Les inscriptions anciennes ne nous offrent-elles pas un Festus Romulus, un Caius Annius Romulus, un Posthumius Romulus, une Émilia Romula, un Caius Attius Romulus, et nombre d’autres que je passe sous silence ? Dans le moyen âge, ne voit-on pas en Italie une foule d’hommes de ce nom, ainsi qu’on peut le remarquer dans la Chronique d’Albini. Quelques critiques, en s’expliquant sur les fables composées par Romulus, les attribuent à Romulus Augustule, dernier empereur romain d’occident ; et de ce nombre sont Nilantius, Christius et Hauptmandus.

Dans une préface à Esope le moraliste, on trouve ces mots : Depuis, cela a été traduit en latin par Romulus, empereur romain, pour l’instruction de son fils. On lit encore dans l’avertissement placé en tête d’un manuscrit consulté par Nilantius : « Romulus, empereur de la ville de Rome, à son fils Tibérinus, salut. » D’après ces passages, d’après le témoignage de plusieurs savants, on a conclu que c’est un empereur romain qui est auteur ou traducteur des fables qui ont paru depuis sous le nom de Romulus.

Mais tout cela est fort incertain, et eu égard au temps, on ne peut attribuer ces fables à un souverain. C’est l’avis du célèbre Eschembourg, qui assure qu’à l’époque où l’on a commencé à écrire ou à lire ces fables, on a cru devoir, pour en augmenter le mérite, les mettre sous le nom d’un empereur romain. C’est ainsi que quelques fables ont paru sous le nom du roi Alphonse, et que des critiques ont fait du nom de Romulus celui de Romalius.

Au reste, on ne doit pas omettre ce qui a été découvert par Barthius, dans un très-ancien recueil qui contenoit des fables, écrites dans le genre élégiaque, d’un auteur anonyme, vulgairement appelé l’Anonyme de Nevelet, et où l’on trouve le passage suivant : Ésope fut le précepteur des Athéniens, et un certain empereur romain a prié le précepteur Romalius de lui envoyer quelques fables agréables pour le délasser un peu du poids des affaires, Romalius n’osant se refuser aux prières d’un si grand personnage, a traduit l’auteur grec en latin.

Mais, quoiqu’il soit ici question d’un livre de fables élégiaques qu’on attribue à l’anonyme de Nevelet, et non des fables de Romulus qui sont écrites en prose, il est aisé cependant de voir que c’est par erreur que le nom de Romulus a été changé en celui de Romalius, et que le précepteur Romalius n’est autre que notre Romulus dont les fables, qui n’étoient qu’en prose, ont été mises en vers par un anonyme ; de sorte qu’il ne doit point paroître étonnant que, par la méprise d’un glossateur ignorant, on ait attribué à Romalius, c’est-à-dire à Romulus, des fables élégiaques, trouvées dans un recueil manuscrit de Barthius.

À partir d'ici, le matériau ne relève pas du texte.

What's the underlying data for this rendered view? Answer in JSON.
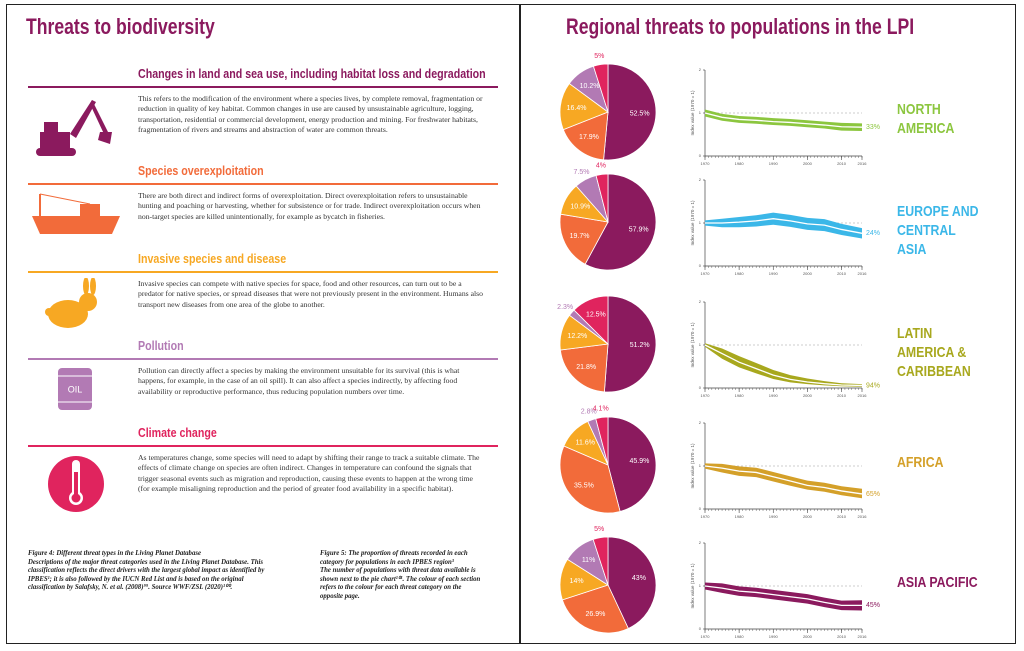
{
  "left_page": {
    "title": "Threats to biodiversity",
    "sections": [
      {
        "heading": "Changes in land and sea use, including habitat loss and degradation",
        "body": "This refers to the modification of the environment where a species lives, by complete removal, fragmentation or reduction in quality of key habitat. Common changes in use are caused by unsustainable agriculture, logging, transportation, residential or commercial development, energy production and mining. For freshwater habitats, fragmentation of rivers and streams and abstraction of water are common threats."
      },
      {
        "heading": "Species overexploitation",
        "body": "There are both direct and indirect forms of overexploitation. Direct overexploitation refers to unsustainable hunting and poaching or harvesting, whether for subsistence or for trade. Indirect overexploitation occurs when non-target species are killed unintentionally, for example as bycatch in fisheries."
      },
      {
        "heading": "Invasive species and disease",
        "body": "Invasive species can compete with native species for space, food and other resources, can turn out to be a predator for native species, or spread diseases that were not previously present in the environment. Humans also transport new diseases from one area of the globe to another."
      },
      {
        "heading": "Pollution",
        "body": "Pollution can directly affect a species by making the environment unsuitable for its survival (this is what happens, for example, in the case of an oil spill). It can also affect a species indirectly, by affecting food availability or reproductive performance, thus reducing population numbers over time.",
        "icon_label": "OIL"
      },
      {
        "heading": "Climate change",
        "body": "As temperatures change, some species will need to adapt by shifting their range to track a suitable climate. The effects of climate change on species are often indirect. Changes in temperature can confound the signals that trigger seasonal events such as migration and reproduction, causing these events to happen at the wrong time (for example misaligning reproduction and the period of greater food availability in a specific habitat)."
      }
    ],
    "caption_4": {
      "title": "Figure 4: Different threat types in the Living Planet Database",
      "body": "Descriptions of the major threat categories used in the Living Planet Database. This classification reflects the direct drivers with the largest global impact as identified by IPBES¹; it is also followed by the IUCN Red List and is based on the original classification by Salafsky, N. et al. (2008)⁹⁹. Source WWF/ZSL (2020)¹⁰⁰."
    },
    "caption_5": {
      "title": "Figure 5: The proportion of threats recorded in each category for populations in each IPBES region³",
      "body": "The number of populations with threat data available is shown next to the pie chart¹⁰¹. The colour of each section refers to the colour for each threat category on the opposite page."
    }
  },
  "right_page": {
    "title": "Regional threats to populations in the LPI"
  },
  "chart_data": [
    {
      "type": "pie",
      "values": [
        52.5,
        17.9,
        16.4,
        10.2,
        5
      ],
      "value_labels": [
        "52.5%",
        "17.9%",
        "16.4%",
        "10.2%",
        "5%"
      ],
      "colors": [
        "#8b1a5e",
        "#f26b3a",
        "#f7a823",
        "#b27ab4",
        "#e0245e"
      ]
    },
    {
      "type": "line",
      "region": "NORTH AMERICA",
      "y_label": "Index value (1970 = 1)",
      "x": [
        1970,
        1975,
        1980,
        1985,
        1990,
        1995,
        2000,
        2005,
        2010,
        2016
      ],
      "xlim": [
        1970,
        2016
      ],
      "xticks": [
        1970,
        1980,
        1990,
        2000,
        2010,
        2016
      ],
      "ylim": [
        0,
        2
      ],
      "yticks": [
        0,
        1,
        2
      ],
      "baseline": 1,
      "series": [
        {
          "color": "#8cc63f",
          "values": [
            1,
            0.9,
            0.85,
            0.83,
            0.8,
            0.78,
            0.75,
            0.72,
            0.68,
            0.67
          ],
          "upper": [
            1.08,
            0.98,
            0.93,
            0.91,
            0.88,
            0.86,
            0.83,
            0.8,
            0.77,
            0.76
          ],
          "lower": [
            0.92,
            0.82,
            0.77,
            0.75,
            0.72,
            0.7,
            0.67,
            0.64,
            0.59,
            0.58
          ]
        }
      ],
      "end_value": 33,
      "end_label": "33%"
    },
    {
      "type": "pie",
      "values": [
        57.9,
        19.7,
        10.9,
        7.5,
        4
      ],
      "value_labels": [
        "57.9%",
        "19.7%",
        "10.9%",
        "7.5%",
        "4%"
      ],
      "colors": [
        "#8b1a5e",
        "#f26b3a",
        "#f7a823",
        "#b27ab4",
        "#e0245e"
      ]
    },
    {
      "type": "line",
      "region": "EUROPE AND CENTRAL ASIA",
      "y_label": "Index value (1970 = 1)",
      "x": [
        1970,
        1975,
        1980,
        1985,
        1990,
        1995,
        2000,
        2005,
        2010,
        2016
      ],
      "xlim": [
        1970,
        2016
      ],
      "xticks": [
        1970,
        1980,
        1990,
        2000,
        2010,
        2016
      ],
      "ylim": [
        0,
        2
      ],
      "yticks": [
        0,
        1,
        2
      ],
      "baseline": 1,
      "series": [
        {
          "color": "#3bb7e8",
          "values": [
            1,
            1,
            1.02,
            1.05,
            1.1,
            1.05,
            0.98,
            0.95,
            0.85,
            0.76
          ],
          "upper": [
            1.06,
            1.1,
            1.14,
            1.18,
            1.24,
            1.19,
            1.12,
            1.09,
            0.98,
            0.88
          ],
          "lower": [
            0.94,
            0.9,
            0.9,
            0.92,
            0.96,
            0.91,
            0.84,
            0.81,
            0.72,
            0.64
          ]
        }
      ],
      "end_value": 24,
      "end_label": "24%"
    },
    {
      "type": "pie",
      "values": [
        51.2,
        21.8,
        12.2,
        2.3,
        12.5
      ],
      "value_labels": [
        "51.2%",
        "21.8%",
        "12.2%",
        "2.3%",
        "12.5%"
      ],
      "colors": [
        "#8b1a5e",
        "#f26b3a",
        "#f7a823",
        "#b27ab4",
        "#e0245e"
      ]
    },
    {
      "type": "line",
      "region": "LATIN AMERICA & CARIBBEAN",
      "y_label": "Index value (1970 = 1)",
      "x": [
        1970,
        1975,
        1980,
        1985,
        1990,
        1995,
        2000,
        2005,
        2010,
        2016
      ],
      "xlim": [
        1970,
        2016
      ],
      "xticks": [
        1970,
        1980,
        1990,
        2000,
        2010,
        2016
      ],
      "ylim": [
        0,
        2
      ],
      "yticks": [
        0,
        1,
        2
      ],
      "baseline": 1,
      "series": [
        {
          "color": "#a8a81e",
          "values": [
            1,
            0.8,
            0.6,
            0.45,
            0.3,
            0.2,
            0.14,
            0.1,
            0.07,
            0.06
          ],
          "upper": [
            1.04,
            0.92,
            0.74,
            0.58,
            0.42,
            0.3,
            0.22,
            0.16,
            0.11,
            0.09
          ],
          "lower": [
            0.96,
            0.68,
            0.48,
            0.34,
            0.21,
            0.13,
            0.09,
            0.06,
            0.04,
            0.03
          ]
        }
      ],
      "end_value": 94,
      "end_label": "94%"
    },
    {
      "type": "pie",
      "values": [
        45.9,
        35.5,
        11.6,
        2.8,
        4.1
      ],
      "value_labels": [
        "45.9%",
        "35.5%",
        "11.6%",
        "2.8%",
        "4.1%"
      ],
      "colors": [
        "#8b1a5e",
        "#f26b3a",
        "#f7a823",
        "#b27ab4",
        "#e0245e"
      ]
    },
    {
      "type": "line",
      "region": "AFRICA",
      "y_label": "Index value (1970 = 1)",
      "x": [
        1970,
        1975,
        1980,
        1985,
        1990,
        1995,
        2000,
        2005,
        2010,
        2016
      ],
      "xlim": [
        1970,
        2016
      ],
      "xticks": [
        1970,
        1980,
        1990,
        2000,
        2010,
        2016
      ],
      "ylim": [
        0,
        2
      ],
      "yticks": [
        0,
        1,
        2
      ],
      "baseline": 1,
      "series": [
        {
          "color": "#d4a029",
          "values": [
            1,
            0.95,
            0.88,
            0.85,
            0.75,
            0.65,
            0.55,
            0.5,
            0.42,
            0.35
          ],
          "upper": [
            1.06,
            1.05,
            0.99,
            0.96,
            0.86,
            0.76,
            0.66,
            0.61,
            0.53,
            0.47
          ],
          "lower": [
            0.94,
            0.85,
            0.77,
            0.74,
            0.64,
            0.54,
            0.45,
            0.4,
            0.32,
            0.25
          ]
        }
      ],
      "end_value": 65,
      "end_label": "65%"
    },
    {
      "type": "pie",
      "values": [
        43,
        26.9,
        14,
        11,
        5
      ],
      "value_labels": [
        "43%",
        "26.9%",
        "14%",
        "11%",
        "5%"
      ],
      "colors": [
        "#8b1a5e",
        "#f26b3a",
        "#f7a823",
        "#b27ab4",
        "#e0245e"
      ]
    },
    {
      "type": "line",
      "region": "ASIA PACIFIC",
      "y_label": "Index value (1970 = 1)",
      "x": [
        1970,
        1975,
        1980,
        1985,
        1990,
        1995,
        2000,
        2005,
        2010,
        2016
      ],
      "xlim": [
        1970,
        2016
      ],
      "xticks": [
        1970,
        1980,
        1990,
        2000,
        2010,
        2016
      ],
      "ylim": [
        0,
        2
      ],
      "yticks": [
        0,
        1,
        2
      ],
      "baseline": 1,
      "series": [
        {
          "color": "#8b1a5e",
          "values": [
            1,
            0.95,
            0.88,
            0.85,
            0.8,
            0.75,
            0.7,
            0.62,
            0.55,
            0.55
          ],
          "upper": [
            1.08,
            1.06,
            0.99,
            0.96,
            0.91,
            0.86,
            0.81,
            0.73,
            0.66,
            0.67
          ],
          "lower": [
            0.92,
            0.84,
            0.77,
            0.74,
            0.69,
            0.64,
            0.59,
            0.51,
            0.44,
            0.43
          ]
        }
      ],
      "end_value": 45,
      "end_label": "45%"
    }
  ]
}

On ne peut supposer que ce fabuliste fût d’Athènes, ainsi qu’on peut le voir en tête de l’édition d’Ulm, dans la dédicace de Romulus à Tibérinus son fils. Romulus à son fils Tibérinus, de la ville d’Athènes, salut : Un nommé Ésope, grec de nation, homme plein de génie, instruit les hommes par ses fables, etc. Cela se trouve ainsi rendu dans la version allemande de Steinhoewelius, ce qui a fait croire à Christius et à plusieurs autres que Romulus étoit d’Athènes : mais Eschembourg a fait observer avec raison que ces mots de civitate attica ne pouvoient être qu’une transposition ou une faute de typographie, et ne devoient se rapporter qu’à Esope et non à Romulus.

On n’est pas plus instruit de l’âge de ce fabuliste que de son nom et de sa patrie ; ce qu’il y a seulement de certain, c’est qu’il vivoit avant le XIIIe siècle, puisqu’il en est fait mention dans le Miroir historial de Vincent-de-Beauvais, écrivain célèbre qui florissoit sous Louis IX ; ce qui se trouve confirmé encore par le recueil manuscrit de Dijon, qui remonte à 500 ans et plus, au rapport de Gudius, auteur irrécusable dans cette partie. D’après ce qui vient d’être exposé, il est hors de doute que Romulus, écrivain du siècle de fer, n’ait existé avant le XIe ou le XIIe siècle. Dans une si grande obscurité, qui pourroit se permettre de fixer le temps où cet auteur a vécu ?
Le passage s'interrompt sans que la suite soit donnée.